Suami ibu Nia yang saya temui di restoran di pinggiran Kansas City itu kontraktor yang sepertinya hidupnya cukup makmur. Dan beliau bukanlah satu-satunya pemborong berlatar belakang imigran. Di Fayetteville, Arkansas, tempat saya belajar, ada juga imigran yang sangat sukses sebagai pemborong. Sebut saja namanya Bayyari. Bayyari datang pada dekade 1980-an dari Palestina, tepatnya di Tepi Barat. Dia datang dengan beberapa dolar saja di kantongnya, dari Palestina, tepatnya di Tepi Barat. Dia kuliah di Chicago dan berjuang kanan kiri. Ketika lulus kuliah, dia mulai bekerja secara profesional dengan keras. Dia menjadi seorang kontraktor dan karirnya menanjak dengan stabil, hingga akhirnya dia sangat berhasil–bahkan ada taman publik dengan namanya di Fayetteville, Bayyari Park.

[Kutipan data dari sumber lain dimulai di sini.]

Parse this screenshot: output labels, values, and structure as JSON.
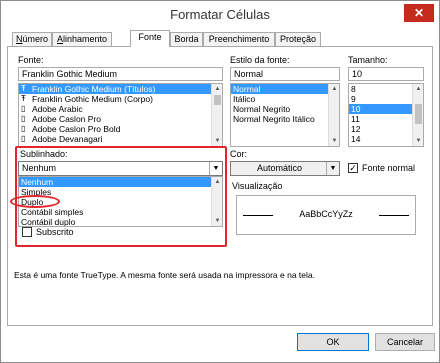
{
  "window": {
    "title": "Formatar Células",
    "close_glyph": "✕"
  },
  "tabs": [
    {
      "label": "Número",
      "accel_pre": "",
      "accel": "N",
      "accel_post": "úmero"
    },
    {
      "label": "Alinhamento",
      "accel_pre": "",
      "accel": "A",
      "accel_post": "linhamento"
    },
    {
      "label": "Fonte",
      "active": true
    },
    {
      "label": "Borda"
    },
    {
      "label": "Preenchimento"
    },
    {
      "label": "Proteção"
    }
  ],
  "font": {
    "label": "Fonte:",
    "value": "Franklin Gothic Medium",
    "items": [
      {
        "icon": "truetype-icon",
        "glyph": "Ŧ",
        "text": "Franklin Gothic Medium (Títulos)",
        "selected": true
      },
      {
        "icon": "truetype-icon",
        "glyph": "Ŧ",
        "text": "Franklin Gothic Medium (Corpo)"
      },
      {
        "icon": "opentype-icon",
        "glyph": "▯",
        "text": "Adobe Arabic"
      },
      {
        "icon": "opentype-icon",
        "glyph": "▯",
        "text": "Adobe Caslon Pro"
      },
      {
        "icon": "opentype-icon",
        "glyph": "▯",
        "text": "Adobe Caslon Pro Bold"
      },
      {
        "icon": "opentype-icon",
        "glyph": "▯",
        "text": "Adobe Devanagari"
      }
    ]
  },
  "style": {
    "label": "Estilo da fonte:",
    "value": "Normal",
    "items": [
      {
        "text": "Normal",
        "selected": true
      },
      {
        "text": "Itálico"
      },
      {
        "text": "Normal Negrito"
      },
      {
        "text": "Normal Negrito Itálico"
      }
    ]
  },
  "size": {
    "label": "Tamanho:",
    "value": "10",
    "items": [
      {
        "text": "8"
      },
      {
        "text": "9"
      },
      {
        "text": "10",
        "selected": true
      },
      {
        "text": "11"
      },
      {
        "text": "12"
      },
      {
        "text": "14"
      }
    ]
  },
  "underline": {
    "label": "Sublinhado:",
    "value": "Nenhum",
    "options": [
      {
        "text": "Nenhum",
        "selected": true
      },
      {
        "text": "Simples"
      },
      {
        "text": "Duplo"
      },
      {
        "text": "Contábil simples"
      },
      {
        "text": "Contábil duplo"
      }
    ]
  },
  "color": {
    "label": "Cor:",
    "value": "Automático",
    "normal_font_label": "Fonte normal",
    "normal_font_checked": true
  },
  "effects": {
    "subscript_label": "Subscrito"
  },
  "preview": {
    "label": "Visualização",
    "sample": "AaBbCcYyZz"
  },
  "info": "Esta é uma fonte TrueType. A mesma fonte será usada na impressora e na tela.",
  "buttons": {
    "ok": "OK",
    "cancel": "Cancelar"
  },
  "colors": {
    "selection": "#3399ff",
    "highlight": "#e3262d",
    "close": "#c42b1c"
  }
}
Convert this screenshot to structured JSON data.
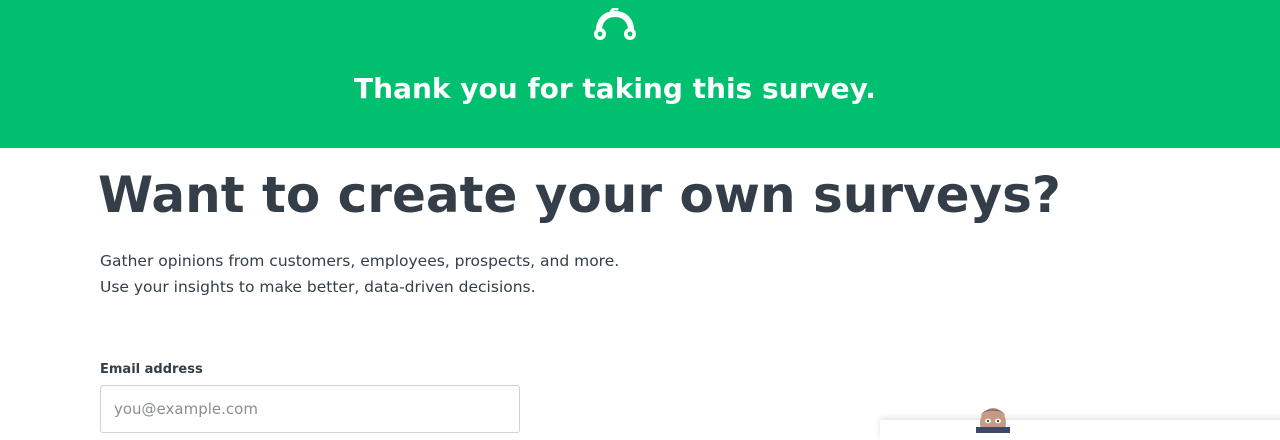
{
  "header": {
    "logo_icon": "surveymonkey-logo-icon",
    "thanks": "Thank you for taking this survey.",
    "background_color": "#00bf6f"
  },
  "promo": {
    "headline": "Want to create your own surveys?",
    "description_line1": "Gather opinions from customers, employees, prospects, and more.",
    "description_line2": "Use your insights to make better, data-driven decisions."
  },
  "signup": {
    "email_label": "Email address",
    "email_placeholder": "you@example.com",
    "email_value": ""
  },
  "illustration": {
    "icon": "person-photo-icon"
  }
}
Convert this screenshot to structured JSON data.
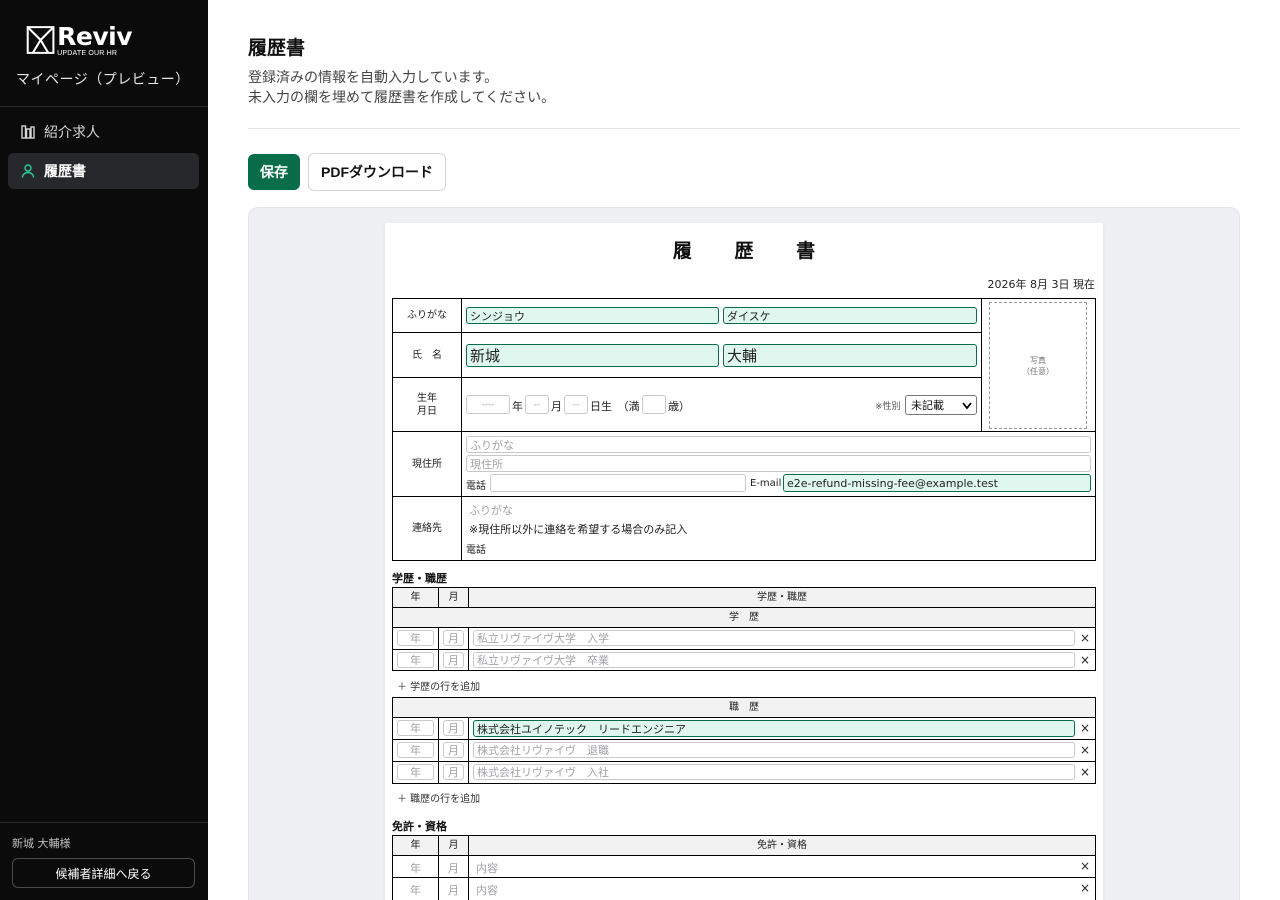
{
  "brand": {
    "name": "Reviv",
    "tagline": "UPDATE OUR HR"
  },
  "sidebar": {
    "title": "マイページ（プレビュー）",
    "items": [
      {
        "label": "紹介求人",
        "icon": "building-icon",
        "active": false
      },
      {
        "label": "履歴書",
        "icon": "user-icon",
        "active": true
      }
    ],
    "user": "新城 大輔様",
    "back_button": "候補者詳細へ戻る"
  },
  "main": {
    "title": "履歴書",
    "description_line1": "登録済みの情報を自動入力しています。",
    "description_line2": "未入力の欄を埋めて履歴書を作成してください。",
    "save_button": "保存",
    "pdf_button": "PDFダウンロード"
  },
  "resume": {
    "title": "履 歴 書",
    "date": "2026年 8月 3日 現在",
    "furigana_label": "ふりがな",
    "name_label": "氏　名",
    "furigana_last": "シンジョウ",
    "furigana_first": "ダイスケ",
    "name_last": "新城",
    "name_first": "大輔",
    "birth_label_1": "生年",
    "birth_label_2": "月日",
    "birth_year_ph": "----",
    "birth_year_unit": "年",
    "birth_month_ph": "--",
    "birth_month_unit": "月",
    "birth_day_ph": "--",
    "birth_day_unit": "日生　（満",
    "age_unit": "歳）",
    "gender_label": "※性別",
    "gender_value": "未記載",
    "photo_line1": "写真",
    "photo_line2": "（任意）",
    "address_label": "現住所",
    "address_furigana_ph": "ふりがな",
    "address_ph": "現住所",
    "phone_label": "電話",
    "email_label": "E-mail",
    "email_value": "e2e-refund-missing-fee@example.test",
    "contact_label": "連絡先",
    "contact_furigana_ph": "ふりがな",
    "contact_note": "※現住所以外に連絡を希望する場合のみ記入",
    "contact_phone_label": "電話",
    "history_section": "学歴・職歴",
    "col_year": "年",
    "col_month": "月",
    "col_history": "学歴・職歴",
    "education_header": "学　歴",
    "education_rows": [
      {
        "year_ph": "年",
        "month_ph": "月",
        "content_ph": "私立リヴァイヴ大学　入学",
        "content": ""
      },
      {
        "year_ph": "年",
        "month_ph": "月",
        "content_ph": "私立リヴァイヴ大学　卒業",
        "content": ""
      }
    ],
    "add_education": "＋ 学歴の行を追加",
    "work_header": "職　歴",
    "work_rows": [
      {
        "year_ph": "年",
        "month_ph": "月",
        "content_ph": "",
        "content": "株式会社ユイノテック　リードエンジニア"
      },
      {
        "year_ph": "年",
        "month_ph": "月",
        "content_ph": "株式会社リヴァイヴ　退職",
        "content": ""
      },
      {
        "year_ph": "年",
        "month_ph": "月",
        "content_ph": "株式会社リヴァイヴ　入社",
        "content": ""
      }
    ],
    "add_work": "＋ 職歴の行を追加",
    "license_section": "免許・資格",
    "col_license": "免許・資格",
    "license_rows": [
      {
        "year_ph": "年",
        "month_ph": "月",
        "content_ph": "内容"
      },
      {
        "year_ph": "年",
        "month_ph": "月",
        "content_ph": "内容"
      }
    ],
    "remove_symbol": "×"
  }
}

Bayyari dan suami ibu Nia ini adalah orang-orang yang diuntungkan atau dibuka jalannya oleh Undang-undang Hart-Celler di Amerika Serikat pada tahun 1965. Undang-undang ini pada intinya membuka jalur imigrasi Amerika buat orang-orang dari segala penjuru dunia bukan berdasarkan warna kulitnya, tapi berdasarkan kualifikasinya. Hal ini berbeda dengan sebelumnya, di mana kemungkinan bermigrasi dan menjadi warna negara Amerika adalah milik orang-orang Eropa saja. Undang-undang ini merupakan salah satu buah dari perjuangan hak sipil pada akhir dekade 50-an dan pada dekade 60-an.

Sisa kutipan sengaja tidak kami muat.